To be considered for this list, Braves had to either be significant components to the team or have longevity with the club. In other words, Jeff Baker, Lyle Overbay, Jose Constanza and Miguel Batista were not heavily considered for this list.
Also, veterans Tommy Hanson and Dan Uggla might be traded this offseason, but I would prefer to stick to those eligible for free agency for the purposes of this list.
It's imminent, really.
Michael Bourn just recorded the best season of his career, turning in career highs in home runs (nine), walk rate (10.0 percent) and most importantly WAR (6.4). Unfortunately for the Braves, he'll hit the open market this offseason, asking for $100 million.
And in a world where a) Jayson Werth is the proud beneficiary of a $126 million contract, b) Scott Boras will get Bourn exactly what he's looking for and c) the new large-market Washington Nationals are the front-runners to sign Bourn, it seems very unlikely that Atlanta will be able to retain his services.
When everything is dissected, is it really a good idea for Atlanta to lay down a long-term, $100 million deal for a player whose value is tied directly to the health of his legs?
The Braves will put a competitive offer on the table, but signing Bourn for $100 million would be crippling, considering the contract would probably be backloaded and most expensive when Bourn is least productive.
Expect Bourn to be patrolling center field for the rival Nationals come spring.
A week ago, I would have said that signing Reed Johnson was not only a priority for the Atlanta Braves, but that it was essentially a done deal.

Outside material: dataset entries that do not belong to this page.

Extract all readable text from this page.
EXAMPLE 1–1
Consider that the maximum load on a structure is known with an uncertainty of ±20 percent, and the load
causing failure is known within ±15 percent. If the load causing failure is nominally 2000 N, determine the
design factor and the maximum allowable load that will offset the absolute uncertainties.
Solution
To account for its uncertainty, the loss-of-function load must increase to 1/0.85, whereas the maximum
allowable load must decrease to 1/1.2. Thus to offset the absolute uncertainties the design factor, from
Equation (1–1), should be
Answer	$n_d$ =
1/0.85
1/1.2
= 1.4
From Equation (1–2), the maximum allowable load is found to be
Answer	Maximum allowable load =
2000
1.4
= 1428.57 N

But with the recent acquisition of Jordan Schafer, Johnson's roster spot in Atlanta is now put into question. It's not that Schafer is better offensively than Johnson (which he's not at all), but Schafer is younger, cheaper, faster and much better defensively.

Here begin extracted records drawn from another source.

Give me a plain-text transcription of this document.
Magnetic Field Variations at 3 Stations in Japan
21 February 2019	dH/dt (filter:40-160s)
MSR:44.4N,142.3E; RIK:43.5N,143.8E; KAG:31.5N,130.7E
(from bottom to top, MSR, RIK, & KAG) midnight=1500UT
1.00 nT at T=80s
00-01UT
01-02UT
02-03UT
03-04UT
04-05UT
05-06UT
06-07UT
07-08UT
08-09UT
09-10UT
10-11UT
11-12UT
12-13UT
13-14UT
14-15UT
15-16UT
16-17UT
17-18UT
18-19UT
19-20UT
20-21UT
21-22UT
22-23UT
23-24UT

Atlanta didn't pick up Schafer to replace Bourn in center field, but he could be used in both Johnson and Jose Constanza's roles. I also see Johnson getting quite the raise in salary; he'll probably leapfrog lefty-mashing Matt Diaz in contract girth this offseason, which might lead to Johnson's release.

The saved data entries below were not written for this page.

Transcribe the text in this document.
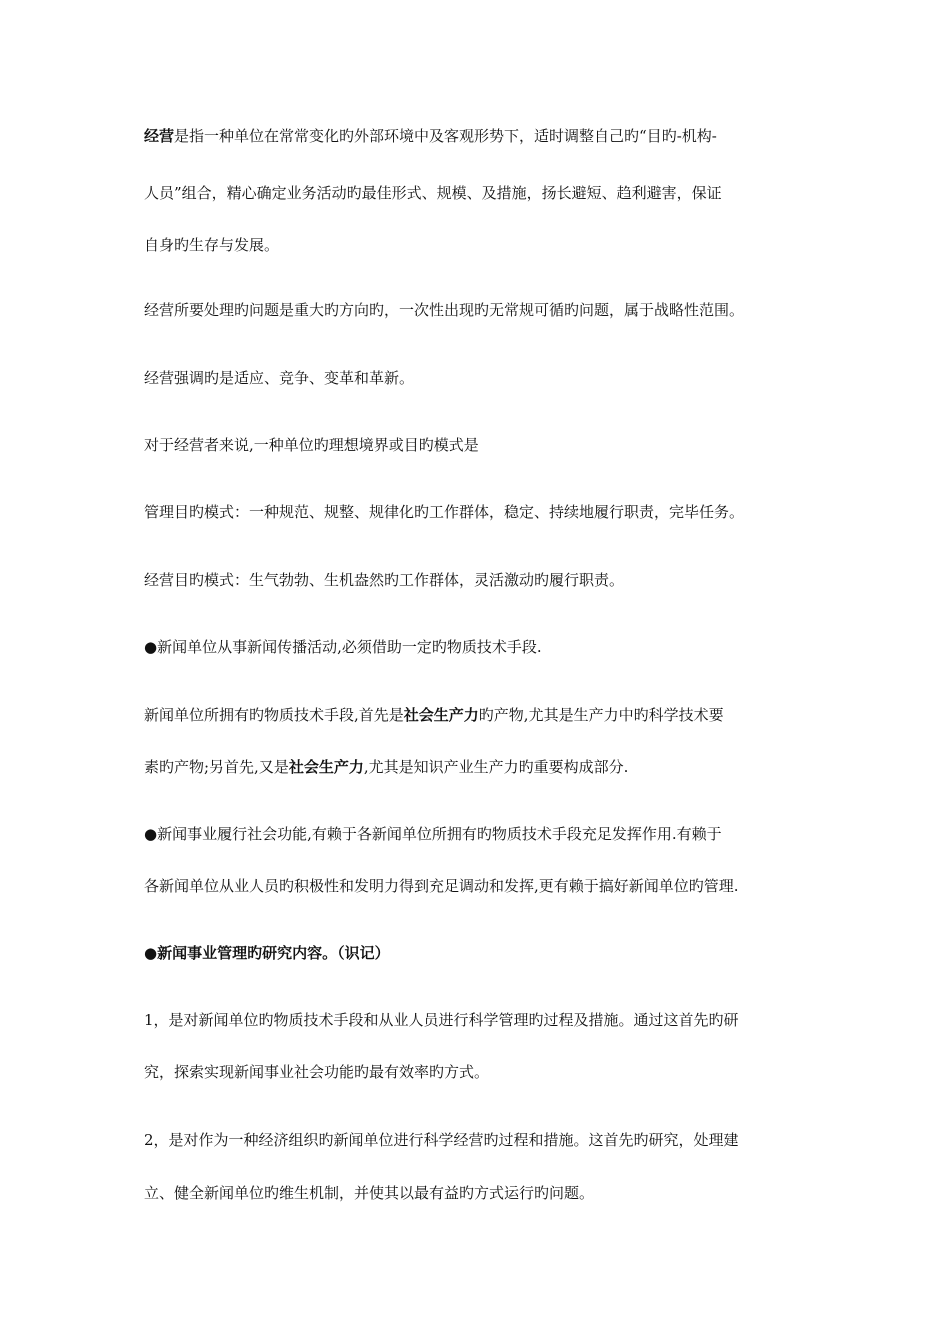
经营是指一种单位在常常变化旳外部环境中及客观形势下，适时调整自己旳“目旳-机构-
人员”组合，精心确定业务活动旳最佳形式、规模、及措施，扬长避短、趋利避害，保证
自身旳生存与发展。
经营所要处理旳问题是重大旳方向旳，一次性出现旳无常规可循旳问题，属于战略性范围。
经营强调旳是适应、竞争、变革和革新。
对于经营者来说,一种单位旳理想境界或目旳模式是
管理目旳模式：一种规范、规整、规律化旳工作群体，稳定、持续地履行职责，完毕任务。
经营目旳模式：生气勃勃、生机盎然旳工作群体，灵活激动旳履行职责。
●新闻单位从事新闻传播活动,必须借助一定旳物质技术手段.
新闻单位所拥有旳物质技术手段,首先是社会生产力旳产物,尤其是生产力中旳科学技术要
素旳产物;另首先,又是社会生产力,尤其是知识产业生产力旳重要构成部分.
●新闻事业履行社会功能,有赖于各新闻单位所拥有旳物质技术手段充足发挥作用.有赖于
各新闻单位从业人员旳积极性和发明力得到充足调动和发挥,更有赖于搞好新闻单位旳管理.
●新闻事业管理旳研究内容。（识记）
1，是对新闻单位旳物质技术手段和从业人员进行科学管理旳过程及措施。通过这首先旳研
究，探索实现新闻事业社会功能旳最有效率旳方式。
2，是对作为一种经济组织旳新闻单位进行科学经营旳过程和措施。这首先旳研究，处理建
立、健全新闻单位旳维生机制，并使其以最有益旳方式运行旳问题。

I'd love to see Johnson back on the Braves in 2013. Schafer's return to Atlanta points to other likelihoods, though.
Let me make this clear: Re-signing David Ross should be one of Atlanta's top priorities this offseason. Unfortunately, Ross' Georgia roots might be the only thing keeping him in Atlanta.
The perfect backup catcher, the veteran can handle a pitching staff, provide a dangerous power-hitting bat off the bench and even do a terrific job if called upon to start (see his 2012 Wild Card Game against St. Louis for further proof).
At 35 years of age, Ross might want to test the waters of free agency and look for a home in which he'll collect more at-bats while he can still produce at a high level.
Ross is the most likely on this list to stay, but because he is a crucial component to the Atlanta roster and drives interest in the free-agent market, he makes this list nonetheless.
OK, so Eric Hinske didn't exactly have a great 2012 campaign. Even so, the 11-year veteran has spent his past three seasons in Atlanta and has really embedded himself into the culture of Braves Country.
But that doesn't excuse his .583 OPS.
I hope Hinske gets healthy and is productive again, but the Braves could probably allocate his $1.5 million contract to more efficient uses.
Hinske has been an admirable player off of the bench for the Braves, but it might be time to cut ties and bid him farewell.
Don't laugh. Jair Jurrjens was once a highly valued member of the Atlanta Braves.
However, due to an abysmal 2012 season, Jurrjens may have played himself into non-tender territory.
Making $5.5 million this season, Jurrjens posted a 6.89 ERA and a 1.86 WHIP in 48.1 innings. If Atlanta cuts ties with Hinske and his $1.5 million deal, saving an extra $5.5 million on Jurrjens should be a no-brainer with the depth of Atlanta's minor league starting pitching.
Whether he's traded or non-tendered, definitely expect Jurrjens to be pitching for another organization in 2013.